Tropic Sprockets / Mr. Malcolm’s List

By Ian Brockway

Directed by Emma Holly Jones, Suzanne Allain’s breezy comedy of manners “Mr. Malcolm’s List” comes to the screen. This is a light warm-hearted film that goes across the tongue like glazed sugar. In the mode of a Jane Austen Masterpiece Theater, it will make you cozily settle down for tea and scones. 

Mr. Malcolm (Sope Dirizu) is a well to do bachelor in the 1800s looking for a wife. Though very pleasant, Malcolm has the reputation of a cad and heartbreaker. 

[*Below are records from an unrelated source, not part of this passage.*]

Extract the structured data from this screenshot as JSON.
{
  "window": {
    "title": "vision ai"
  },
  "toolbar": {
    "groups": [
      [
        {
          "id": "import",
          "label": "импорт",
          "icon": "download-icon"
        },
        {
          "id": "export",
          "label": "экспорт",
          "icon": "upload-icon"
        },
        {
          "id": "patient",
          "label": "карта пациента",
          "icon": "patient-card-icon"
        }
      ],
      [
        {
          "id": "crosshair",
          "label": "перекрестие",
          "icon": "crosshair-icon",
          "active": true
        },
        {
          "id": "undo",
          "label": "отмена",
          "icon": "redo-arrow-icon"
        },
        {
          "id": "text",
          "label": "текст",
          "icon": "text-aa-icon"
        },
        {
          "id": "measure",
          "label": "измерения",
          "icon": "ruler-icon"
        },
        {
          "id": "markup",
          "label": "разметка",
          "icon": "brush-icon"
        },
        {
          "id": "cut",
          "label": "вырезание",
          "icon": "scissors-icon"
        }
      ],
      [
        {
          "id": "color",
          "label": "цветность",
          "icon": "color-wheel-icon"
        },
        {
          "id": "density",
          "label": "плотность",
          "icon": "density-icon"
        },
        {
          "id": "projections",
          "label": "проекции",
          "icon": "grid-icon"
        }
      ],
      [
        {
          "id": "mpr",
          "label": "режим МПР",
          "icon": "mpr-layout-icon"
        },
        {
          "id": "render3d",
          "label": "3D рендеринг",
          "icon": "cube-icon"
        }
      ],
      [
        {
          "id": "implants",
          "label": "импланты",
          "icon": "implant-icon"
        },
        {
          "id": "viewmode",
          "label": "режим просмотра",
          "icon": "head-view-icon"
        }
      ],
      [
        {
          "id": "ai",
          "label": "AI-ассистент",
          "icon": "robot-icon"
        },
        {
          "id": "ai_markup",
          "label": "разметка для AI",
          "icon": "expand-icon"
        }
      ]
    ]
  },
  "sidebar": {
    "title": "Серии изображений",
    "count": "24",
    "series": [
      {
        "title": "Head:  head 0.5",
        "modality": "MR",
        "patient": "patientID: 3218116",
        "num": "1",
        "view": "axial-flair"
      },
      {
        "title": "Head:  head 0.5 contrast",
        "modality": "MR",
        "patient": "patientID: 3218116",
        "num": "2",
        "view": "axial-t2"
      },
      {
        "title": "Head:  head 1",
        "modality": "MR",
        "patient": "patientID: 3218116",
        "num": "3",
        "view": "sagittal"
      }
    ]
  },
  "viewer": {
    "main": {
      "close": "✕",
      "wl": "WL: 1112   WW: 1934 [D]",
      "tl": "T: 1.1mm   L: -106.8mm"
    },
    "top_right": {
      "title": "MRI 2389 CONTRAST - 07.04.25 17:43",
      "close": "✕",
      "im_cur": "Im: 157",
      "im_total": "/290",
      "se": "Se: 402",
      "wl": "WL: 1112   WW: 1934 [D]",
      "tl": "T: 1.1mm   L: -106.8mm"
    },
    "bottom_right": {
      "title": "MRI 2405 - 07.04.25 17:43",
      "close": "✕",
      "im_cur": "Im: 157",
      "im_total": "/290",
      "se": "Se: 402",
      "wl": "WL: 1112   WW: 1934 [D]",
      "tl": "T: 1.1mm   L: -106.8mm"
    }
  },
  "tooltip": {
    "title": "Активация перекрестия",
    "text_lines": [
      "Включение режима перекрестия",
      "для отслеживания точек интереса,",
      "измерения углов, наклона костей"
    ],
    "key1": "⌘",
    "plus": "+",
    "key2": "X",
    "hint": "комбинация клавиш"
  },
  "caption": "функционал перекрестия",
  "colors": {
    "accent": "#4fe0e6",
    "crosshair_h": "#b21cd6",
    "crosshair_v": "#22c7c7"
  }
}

Julia (Zawe Ashton) is in a simmering rage after being rejected by Malcolm and asks her school friend Selina (Freida Pinto) to seduce him and then reject his advances. Selina is reluctant but Julia tells her that Malcolm has it coming to him, since he keeps a list of requirements for brides, rating women like products.

The next day Selina, in the orangery, sees Mr. Malcolm emerge from the shadows and is lovestruck. Mr. Malcolm is charming and gracious. Then at a dinner, Malcolm sees Selina and she is asked to the ball. Selina is smitten.

Things go swimmingly until both Selina and Julia are dressed in an identical masquerade costume, each with the hope of winning Malcolm’s heart. Julia lets it out that Malcolm is shallow by reducing ladies to attributes, and Malcolm realizes the set-up. All are offended to no end.

This is a standard plotted soap opera and one knows what is in store but the cast is daring and refreshingly multicultural. Dirizu and Pinto are solid and genial, as is Theo James as a bumbling captain and Oliver Jackson-Cohen as a soporific Lord.

While the tempests won’t cause a stir for long or break much expensive porcelain, the narrative is jaunty and entertaining, with women far superior to men in game hunting, maintaining the upper hand in the sport of love too, as they should.